Online-Redaktion: Prof. Fend, vielen Dank für dieses Gespräch!

Prof. Dr. Dr. h.c. mult. Helmut Fend, Ausbildung zum Volksschullehrer. 1967 Dissertation in den Fächern Erziehungswissenschaft und Psychologie. 1968 bis 1987 am Zentrum für Bildungsforschung der Universität Konstanz. 1978/79 Leiter des 'Landesinstituts für Schule und Weiterbildung' des Landes Nordrhein-Westfalen in Düsseldorf. Seit 1987 Ordinarius für Pädagogik und Pädagogische Psychologie an der Universität Zürich, Schwerpunkte in Forschung und Lehre: Bildungssysteme und Humanentwicklung, Pädagogische Wirkungsforschung, Qualität im Bildungswesen, Bildung, Familie und Lebenslauf.

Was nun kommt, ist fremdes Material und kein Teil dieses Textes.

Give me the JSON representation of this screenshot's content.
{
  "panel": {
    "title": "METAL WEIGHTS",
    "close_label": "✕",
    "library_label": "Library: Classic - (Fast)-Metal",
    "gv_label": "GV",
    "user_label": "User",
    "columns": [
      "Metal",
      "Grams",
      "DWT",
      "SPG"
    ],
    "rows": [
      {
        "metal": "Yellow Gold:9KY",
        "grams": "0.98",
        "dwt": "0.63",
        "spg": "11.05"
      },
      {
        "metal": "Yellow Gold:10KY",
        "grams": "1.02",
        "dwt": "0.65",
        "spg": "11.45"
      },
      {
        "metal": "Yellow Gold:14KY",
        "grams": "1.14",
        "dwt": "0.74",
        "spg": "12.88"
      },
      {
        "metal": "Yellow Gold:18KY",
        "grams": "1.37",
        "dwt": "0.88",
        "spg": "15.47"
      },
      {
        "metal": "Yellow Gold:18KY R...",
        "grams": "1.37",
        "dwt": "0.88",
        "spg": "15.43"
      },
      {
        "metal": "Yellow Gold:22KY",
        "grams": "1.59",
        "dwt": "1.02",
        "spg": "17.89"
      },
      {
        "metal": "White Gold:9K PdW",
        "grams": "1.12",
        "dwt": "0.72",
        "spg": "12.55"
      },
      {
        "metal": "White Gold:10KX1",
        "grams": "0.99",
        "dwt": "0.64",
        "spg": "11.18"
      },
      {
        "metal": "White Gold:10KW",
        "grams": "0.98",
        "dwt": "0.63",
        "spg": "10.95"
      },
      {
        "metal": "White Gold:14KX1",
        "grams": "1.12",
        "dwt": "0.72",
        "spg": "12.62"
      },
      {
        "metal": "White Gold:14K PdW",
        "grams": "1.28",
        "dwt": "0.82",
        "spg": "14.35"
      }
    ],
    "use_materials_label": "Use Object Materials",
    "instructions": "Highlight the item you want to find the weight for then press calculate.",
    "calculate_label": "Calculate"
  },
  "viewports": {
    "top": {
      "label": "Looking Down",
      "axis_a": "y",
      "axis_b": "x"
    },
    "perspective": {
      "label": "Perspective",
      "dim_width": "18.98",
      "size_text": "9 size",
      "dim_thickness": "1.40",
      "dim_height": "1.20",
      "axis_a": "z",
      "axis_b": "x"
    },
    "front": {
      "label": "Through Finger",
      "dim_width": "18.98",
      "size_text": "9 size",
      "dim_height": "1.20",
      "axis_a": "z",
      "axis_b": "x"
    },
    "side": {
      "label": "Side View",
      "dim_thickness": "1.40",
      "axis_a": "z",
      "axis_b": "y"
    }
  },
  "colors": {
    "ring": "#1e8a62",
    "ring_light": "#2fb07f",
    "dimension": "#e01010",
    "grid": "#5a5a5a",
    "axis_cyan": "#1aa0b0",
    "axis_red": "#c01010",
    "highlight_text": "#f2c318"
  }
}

Zahlreiche Publikationen, darunter mehrere Lehrbücher: Neue Theorie der Schule. Einführung in das Verstehen von Bildungssystemen. 2. Auflage. Wiesbaden: VS. 2008; Entwicklungspsychologie des Jugendalters: Ein Lehrbuch für pädagogische und psychologische Berufe. 4. Auflage. Wiesbaden: VS. 2003. Geschichte des Bildungswesens, Wiesbaden: VS. 2006; Schule gestalten - Systemsteuerung, Schulentwicklung und Unterrichtsqualität, Wiesbaden: VS 2008; zuletzt: Lebensverläufe, Lebensbewältigung, Lebensglück. Ergebnisse der LifE-Studie. Wiesbaden: VS 2009 (Hrsg. mit Fred Berger & Urs Grob).